Front-runner in Florida Senate race called extremist
MIAMI (Reuters) - Florida Governor Charlie Crist attacked Republican Marco Rubio, the front-runner in the race for the state's open Senate seat, saying on Sunday he held "extreme views" in a party that has swung too far to the right.
Rubio, a Cuban-American and former state House speaker from Miami, has built up a commanding lead in the three-way contest that pits him against Crist, a former Republican now running as an independent, and Democratic Congressman Kendrick Meek in the November 2 congressional election.
An Ipsos poll published in the Miami Herald on Sunday showed 41 percent of likely voters supporting Rubio compared to 26 percent for Crist and 20 percent for Meek.

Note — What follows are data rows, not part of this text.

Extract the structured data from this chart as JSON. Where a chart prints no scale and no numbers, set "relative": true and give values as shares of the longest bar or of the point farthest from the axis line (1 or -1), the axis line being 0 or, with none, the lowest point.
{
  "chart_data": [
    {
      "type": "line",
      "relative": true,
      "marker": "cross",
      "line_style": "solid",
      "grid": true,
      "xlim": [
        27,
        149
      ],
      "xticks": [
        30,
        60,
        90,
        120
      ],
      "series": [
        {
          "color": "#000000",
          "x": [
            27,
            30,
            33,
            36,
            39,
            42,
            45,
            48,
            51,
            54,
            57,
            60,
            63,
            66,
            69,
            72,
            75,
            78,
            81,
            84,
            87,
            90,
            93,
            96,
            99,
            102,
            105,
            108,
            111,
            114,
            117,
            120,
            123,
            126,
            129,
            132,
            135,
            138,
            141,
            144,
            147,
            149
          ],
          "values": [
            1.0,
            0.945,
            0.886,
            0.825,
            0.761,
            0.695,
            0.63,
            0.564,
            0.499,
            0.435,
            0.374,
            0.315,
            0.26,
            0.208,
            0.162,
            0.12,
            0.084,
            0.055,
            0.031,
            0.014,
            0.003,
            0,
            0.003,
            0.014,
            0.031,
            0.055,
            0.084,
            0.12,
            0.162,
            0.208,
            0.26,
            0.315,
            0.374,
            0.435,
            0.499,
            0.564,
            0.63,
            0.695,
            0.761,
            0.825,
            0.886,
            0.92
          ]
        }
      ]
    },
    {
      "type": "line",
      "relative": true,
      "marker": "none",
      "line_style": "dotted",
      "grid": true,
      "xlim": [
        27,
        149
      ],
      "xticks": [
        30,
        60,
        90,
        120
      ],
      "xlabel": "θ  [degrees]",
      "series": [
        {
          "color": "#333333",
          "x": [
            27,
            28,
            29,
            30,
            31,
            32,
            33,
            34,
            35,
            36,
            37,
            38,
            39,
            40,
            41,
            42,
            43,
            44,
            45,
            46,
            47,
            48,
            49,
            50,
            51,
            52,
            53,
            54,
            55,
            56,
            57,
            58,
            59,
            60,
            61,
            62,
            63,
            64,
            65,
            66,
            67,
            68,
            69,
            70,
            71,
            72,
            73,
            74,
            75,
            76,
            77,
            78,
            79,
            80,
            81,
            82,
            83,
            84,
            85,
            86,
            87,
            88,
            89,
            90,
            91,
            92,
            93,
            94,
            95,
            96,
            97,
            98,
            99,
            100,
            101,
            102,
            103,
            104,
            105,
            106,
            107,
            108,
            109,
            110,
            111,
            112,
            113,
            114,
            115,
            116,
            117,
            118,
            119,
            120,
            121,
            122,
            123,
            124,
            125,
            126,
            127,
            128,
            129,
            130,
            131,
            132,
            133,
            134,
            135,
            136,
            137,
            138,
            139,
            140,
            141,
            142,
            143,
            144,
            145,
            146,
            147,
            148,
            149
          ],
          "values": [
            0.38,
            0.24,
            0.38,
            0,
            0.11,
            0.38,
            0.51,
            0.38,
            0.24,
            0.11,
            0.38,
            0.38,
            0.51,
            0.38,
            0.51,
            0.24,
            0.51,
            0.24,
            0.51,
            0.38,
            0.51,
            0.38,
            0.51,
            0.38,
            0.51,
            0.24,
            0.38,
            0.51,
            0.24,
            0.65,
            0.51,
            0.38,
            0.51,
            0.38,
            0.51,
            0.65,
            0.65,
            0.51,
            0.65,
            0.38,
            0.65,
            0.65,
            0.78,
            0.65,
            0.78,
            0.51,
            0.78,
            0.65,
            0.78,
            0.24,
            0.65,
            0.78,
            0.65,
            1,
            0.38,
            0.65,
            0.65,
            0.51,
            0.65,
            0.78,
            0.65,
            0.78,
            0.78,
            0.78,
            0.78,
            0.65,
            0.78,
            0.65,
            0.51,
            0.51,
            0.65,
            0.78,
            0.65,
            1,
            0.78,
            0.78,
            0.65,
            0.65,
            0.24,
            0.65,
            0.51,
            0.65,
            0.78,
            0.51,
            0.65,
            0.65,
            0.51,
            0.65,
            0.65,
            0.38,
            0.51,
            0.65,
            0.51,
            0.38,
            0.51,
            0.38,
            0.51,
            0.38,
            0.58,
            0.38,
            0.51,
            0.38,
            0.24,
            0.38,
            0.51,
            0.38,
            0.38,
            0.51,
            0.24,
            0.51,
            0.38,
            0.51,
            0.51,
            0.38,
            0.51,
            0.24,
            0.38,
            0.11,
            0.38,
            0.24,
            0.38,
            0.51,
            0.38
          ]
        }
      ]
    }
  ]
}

Many pundits have said Crist, 54 and a lifelong Republican until he broke with the party this year, would be competitive in a two-way race between him and Rubio. But Rubio has solidified his lead in a state hard hit by record-high unemployment and the U.S. housing crisis.
Public discontent with President Barack Obama and the ailing U.S. economy has swept Republicans into position to gain control of the U.S. House of Representatives and perhaps even pick up the 10 Democratic seats they need for a Senate majority.
The contest in Florida, an influential swing state, could help decide the balance of power in Washington. The seat Rubio looks almost certain to win was previously held by Republican Mel Martinez, who resigned from the Senate for personal reasons in August 2009. Crist appointed Republican George LeMieux as the successor to Martinez for the remaining year and a half of the Senate term.
Like other Republicans, Rubio has sought to make the vote a mandate on what he has branded the failed economic policies of Obama.
TRYING TO NARROW LEAD
Crist sought to narrow that lead, and galvanize his standing among independents, by saying in a debate with Rubio and Meek moderated by CNN on Sunday that he broke ranks with Republicans because the party had moved too far to the right.
He fervently denied leaving the party because Rubio, a favorite of the anti-Washington Tea Party movement, was sure to beat him in the Republican primary two months ago.
"The Republican Party and the right wing of that party went so far right; it's exactly why Marco Rubio stayed there and exactly the same reason that I left," Crist said.
Though he said he shares Rubio's views on some issues, Crist said his opponent also held "extreme views that I'm not comfortable with" including his stance on abortion rights and stemcell research.
"He took it to a point, so much so, that (he) said that you know people who essentially don't agree with him ought to leave the country ... That's unconscionable to me," Crist said.
"The (Republican) party represents those kind of views and that kind of intolerance," he said.
He did not elaborate. But Crist's remarks about Rubio wanting some people, such as liberal TV commentator Keith Olbermann, to leave the country, were an apparent response to a joke Rubio told months ago.
In the debate, Crist also sought to attack Rubio for personal finance issues including his alleged failure to release all statements linked to a Republican Party credit card that he used when he was leader in the Florida House.
Rubio denied any wrongdoing, however, as he appeared to bask in Sunday's endorsement of him in the Miami Herald, which highlighted his "straight talk about attacking the stratospheric federal budget deficit."
Rubio was not flawless, the newspaper said, citing his "far-right stance" on immigration and healthcare reform.
But it said Rubio, 39, had shown a passion to fix some of the things that are wrong with Washington and offered "a welcome dose of fiscal restraint" at a critical time in the nation's economy.